Mars is getting very close attention right now because of that planet’s extraordinary proximity to Earth, plus the unprecedented information which space missions have been sending back. This is the third article I’ve written in the past twelve months about water on Mars, because liquid water is essential to life as we know it, the starting point for astrobiology. The earlier columns (May ’03 & July ’02) summarized data from spacecraft suggesting that a sort of permafrost (roughly 50% ice by volume) may lie just beneath the dry surface soil of much of the frigid planet today.
Since the Viking missions in the ‘70s, images from orbiting cameras have shown Martian surface features that would be interpreted as evidence of erosion by flowing water if they were found on Earth. Debate continues as to whether these were carved by fluvial runoff (in a rainy climate) or by a process, called sapping, in which spring water eats away at the rock face where it emerges from the ground (in a cold-dry climate).
Mars Global Surveyor, which arrived at Mars in 1997, carries a laser altimeter (MOLA) that has bounced light off almost 700 million spots on the planet’s surface and generated topographic maps accurate to within a few meters of altitude. Scientists at the Lunar and Planetary Institute in Houston fed the MOLA data into a model which “drizzles computational rain on a terrain and watches the virtual run-off.” Surfaces previously eroded by running water, such as unglaciated terrains on Earth, show patterns quite unlike lunar surfaces, never touched by water. It looks like Martian topography lies between terrestrial and lunar landscapes. “Maybe there was some rain on Mars, to a small degree; it’s a mix of fluvial erosion and cratering, but there was never enough sustained rainfall to dominate the heavy cratering of 3.9 billion years ago.”

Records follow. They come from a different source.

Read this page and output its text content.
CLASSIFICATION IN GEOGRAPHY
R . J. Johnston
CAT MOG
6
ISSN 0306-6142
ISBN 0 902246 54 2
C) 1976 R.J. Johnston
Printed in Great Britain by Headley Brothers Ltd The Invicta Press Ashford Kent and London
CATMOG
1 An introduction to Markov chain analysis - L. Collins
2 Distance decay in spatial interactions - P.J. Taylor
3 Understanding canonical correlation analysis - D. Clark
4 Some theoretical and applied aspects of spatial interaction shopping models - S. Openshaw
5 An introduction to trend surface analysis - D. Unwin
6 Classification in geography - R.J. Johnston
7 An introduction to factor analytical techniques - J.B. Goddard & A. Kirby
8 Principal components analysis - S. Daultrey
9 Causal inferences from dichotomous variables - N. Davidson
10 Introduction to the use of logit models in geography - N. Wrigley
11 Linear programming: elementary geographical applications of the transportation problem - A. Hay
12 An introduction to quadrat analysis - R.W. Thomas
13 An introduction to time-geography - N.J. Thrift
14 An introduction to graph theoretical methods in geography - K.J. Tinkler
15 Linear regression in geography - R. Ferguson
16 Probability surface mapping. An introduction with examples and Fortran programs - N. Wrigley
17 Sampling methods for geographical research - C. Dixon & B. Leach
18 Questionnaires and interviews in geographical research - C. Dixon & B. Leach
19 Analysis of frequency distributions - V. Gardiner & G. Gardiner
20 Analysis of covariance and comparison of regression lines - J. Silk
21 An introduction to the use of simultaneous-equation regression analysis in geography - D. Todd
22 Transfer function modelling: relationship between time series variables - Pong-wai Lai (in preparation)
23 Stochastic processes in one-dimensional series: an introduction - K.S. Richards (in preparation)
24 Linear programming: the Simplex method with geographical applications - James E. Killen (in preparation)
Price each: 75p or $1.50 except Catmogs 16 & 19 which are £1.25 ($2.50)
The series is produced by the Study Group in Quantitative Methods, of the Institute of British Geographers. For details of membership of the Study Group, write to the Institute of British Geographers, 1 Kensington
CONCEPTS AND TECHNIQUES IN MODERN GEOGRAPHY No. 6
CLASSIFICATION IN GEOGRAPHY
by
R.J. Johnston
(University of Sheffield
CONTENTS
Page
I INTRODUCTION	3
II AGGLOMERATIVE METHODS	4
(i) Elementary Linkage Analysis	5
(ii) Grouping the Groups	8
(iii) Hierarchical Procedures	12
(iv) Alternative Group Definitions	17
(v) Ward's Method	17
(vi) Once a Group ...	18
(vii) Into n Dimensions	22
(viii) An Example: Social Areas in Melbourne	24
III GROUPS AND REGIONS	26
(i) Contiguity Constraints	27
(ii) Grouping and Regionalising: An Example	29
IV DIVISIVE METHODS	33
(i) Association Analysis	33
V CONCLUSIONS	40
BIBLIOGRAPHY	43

Planetary scientists at Cal Tech and MIT find that “the shapes of the main channels of Martian drainage basins are flatter and less concave than rain-fed channels on Earth and have frequent abrupt drops that indicate flowing water did not have a chance to thoroughly reshape the initial form of the land.” However, they are still inclined to interpret the data as supporting a limited amount of precipitation, rather than just erosion by sapping. Others report that some Martian valley networks appear to originate near ridge crests and crater rims, where it’s unlikely that enough underground water could accumulate to create springs. However, there seems to be little support for any prolonged warm-wet period.
The news report in Science (June 6, pp. 1496-7), from which I composed this synopsis, includes speculations about how intervals of precipitation and liquid water-flow might have been initiated in the course of Martian history by asteroid impacts, by planetary tilting, and/or other events. I’d be glad to provide anyone interested with a copy, and the journal Science is also available at the Bainbridge library.